Purpose : Crosslinked collagen gels are a promising biomaterial for the encapsulation and delivery of cells as in vivo scaffolds for cell growth. To more closely approximate native corneal extracellular matrix, which includes glycosaminoglycans (GAGs) like hyaluronic acid, we are developing a simultaneously formed, in situ-forming, fully interpenetrating polymer network (IPN) of crosslinked collagen (x-Col) and crosslinked hyaluronic acid (x-HA).

Methods : Collagen type I conjugated with dibenzocycloocytyne (DBCO) and azide groups via reaction with N-hydroxysuccinimide (NHS) esters served as x-Col precursors. HA conjugated with thiols and methacrylates served as x-HA precursors. Bio-orthogonal copper-free click chemistry and thiol-ene chemistry were used to form x-Col and x-HA, respectively. To fabricate the IPNs, DBCO-collagen, azide-collagen, thiolated-HA, and methacrylated-HA were mixed and incubated at 37°C.
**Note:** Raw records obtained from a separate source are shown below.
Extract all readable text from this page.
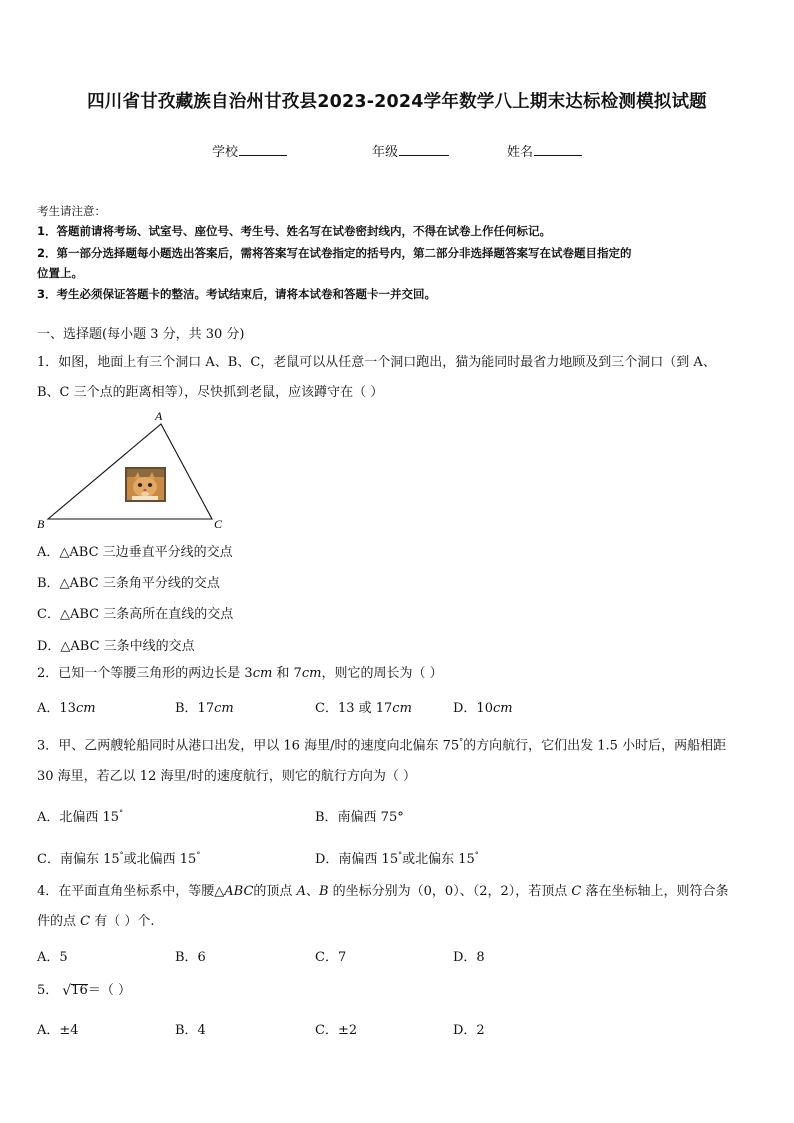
四川省甘孜藏族自治州甘孜县2023-2024学年数学八上期末达标检测模拟试题
学校	年级	姓名
考生请注意：
1．答题前请将考场、试室号、座位号、考生号、姓名写在试卷密封线内，不得在试卷上作任何标记。
2．第一部分选择题每小题选出答案后，需将答案写在试卷指定的括号内，第二部分非选择题答案写在试卷题目指定的
位置上。
3．考生必须保证答题卡的整洁。考试结束后，请将本试卷和答题卡一并交回。
一、选择题(每小题 3 分，共 30 分)
1．如图，地面上有三个洞口 A、B、C，老鼠可以从任意一个洞口跑出，猫为能同时最省力地顾及到三个洞口（到 A、
B、C 三个点的距离相等），尽快抓到老鼠，应该蹲守在（ ）
A
B	C
A．△ABC 三边垂直平分线的交点
B．△ABC 三条角平分线的交点
C．△ABC 三条高所在直线的交点
D．△ABC 三条中线的交点
2．已知一个等腰三角形的两边长是 3cm 和 7cm，则它的周长为（ ）
A．13cm	B．17cm	C．13 或 17cm	D．10cm
3．甲、乙两艘轮船同时从港口出发，甲以 16 海里/时的速度向北偏东 75°的方向航行，它们出发 1.5 小时后，两船相距
30 海里，若乙以 12 海里/时的速度航行，则它的航行方向为（ ）
A．北偏西 15°	B．南偏西 75°
C．南偏东 15°或北偏西 15°	D．南偏西 15°或北偏东 15°
4．在平面直角坐标系中，等腰△ABC的顶点 A、B 的坐标分别为（0，0）、（2，2），若顶点 C 落在坐标轴上，则符合条
件的点 C 有（ ）个.
A．5	B．6	C．7	D．8
5． √ 16＝（ ）
A．±4	B．4	C．±2	D．2
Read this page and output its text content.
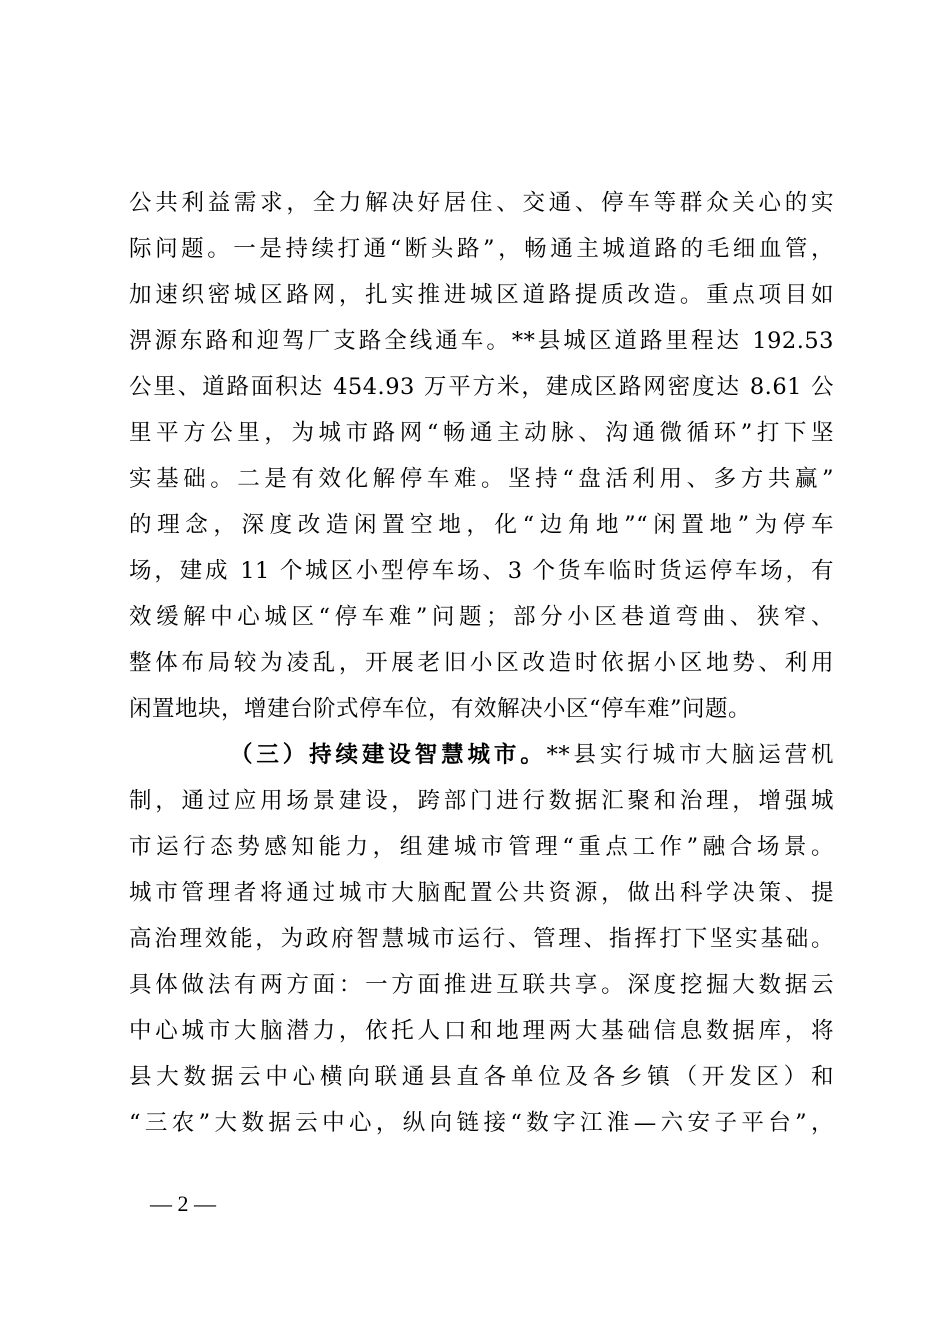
公共利益需求，全力解决好居住、交通、停车等群众关心的实
际问题。一是持续打通“断头路”，畅通主城道路的毛细血管，
加速织密城区路网，扎实推进城区道路提质改造。重点项目如
淠源东路和迎驾厂支路全线通车。**县城区道路里程达 192.53
公里、道路面积达 454.93 万平方米，建成区路网密度达 8.61 公
里平方公里，为城市路网“畅通主动脉、沟通微循环”打下坚
实基础。二是有效化解停车难。坚持“盘活利用、多方共赢”
的理念，深度改造闲置空地，化“边角地”“闲置地”为停车
场，建成 11 个城区小型停车场、3 个货车临时货运停车场，有
效缓解中心城区“停车难”问题；部分小区巷道弯曲、狭窄、
整体布局较为凌乱，开展老旧小区改造时依据小区地势、利用
闲置地块，增建台阶式停车位，有效解决小区“停车难”问题。
（三）持续建设智慧城市。**县实行城市大脑运营机
制，通过应用场景建设，跨部门进行数据汇聚和治理，增强城
市运行态势感知能力，组建城市管理“重点工作”融合场景。
城市管理者将通过城市大脑配置公共资源，做出科学决策、提
高治理效能，为政府智慧城市运行、管理、指挥打下坚实基础。
具体做法有两方面：一方面推进互联共享。深度挖掘大数据云
中心城市大脑潜力，依托人口和地理两大基础信息数据库，将
县大数据云中心横向联通县直各单位及各乡镇（开发区）和
“三农”大数据云中心，纵向链接“数字江淮—六安子平台”，
— 2 —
Mechanical properties were measured as a function of storage (G') and loss (G'') moduli to evaluate the relative stiffness of the gels. Transparency was measured as transmittance after gelation. Cytocompatibility was evaluated via assessment of cell morphology and live/dead assay of corneal fibroblasts encapsulated within the IPN.

Results : Gelation of occurred upon mixing with G' exceeding G'', though G’ continued to increase over a 3-hour incubation time. The x-Col/x-HA IPN exhibited a G' that was greater than 2-fold higher than the x-Col and physical collagen gels alone.

Live/dead assay showed improved cell viability over the x-Col gels alone. The x-Col/x-HA IPN also demonstrated similar transparency to x-Col gels and greater transparency compared to physical collagen gels. X-Col/x-HA IPN and x-Col gels had a transmittance greater than 85% in the visible spectrum (380-700nm) while physical collagen gels exhibited a low of 28% at lower wavelengths and a high of 78% at higher wavelengths.

Conclusions : We have observed that x-Col/x-HA IPNs form transparent gels that maintain viability of encapsulated cultured fibroblasts and have improved mechanical properties compared to x-Col gels and physical collagen gels alone. The results support the material’s potential as a biomimetic scaffold for regenerative medicine applications.

This abstract was presented at the 2019 ARVO Annual Meeting, held in Vancouver, Canada, April 28 - May 2, 2019.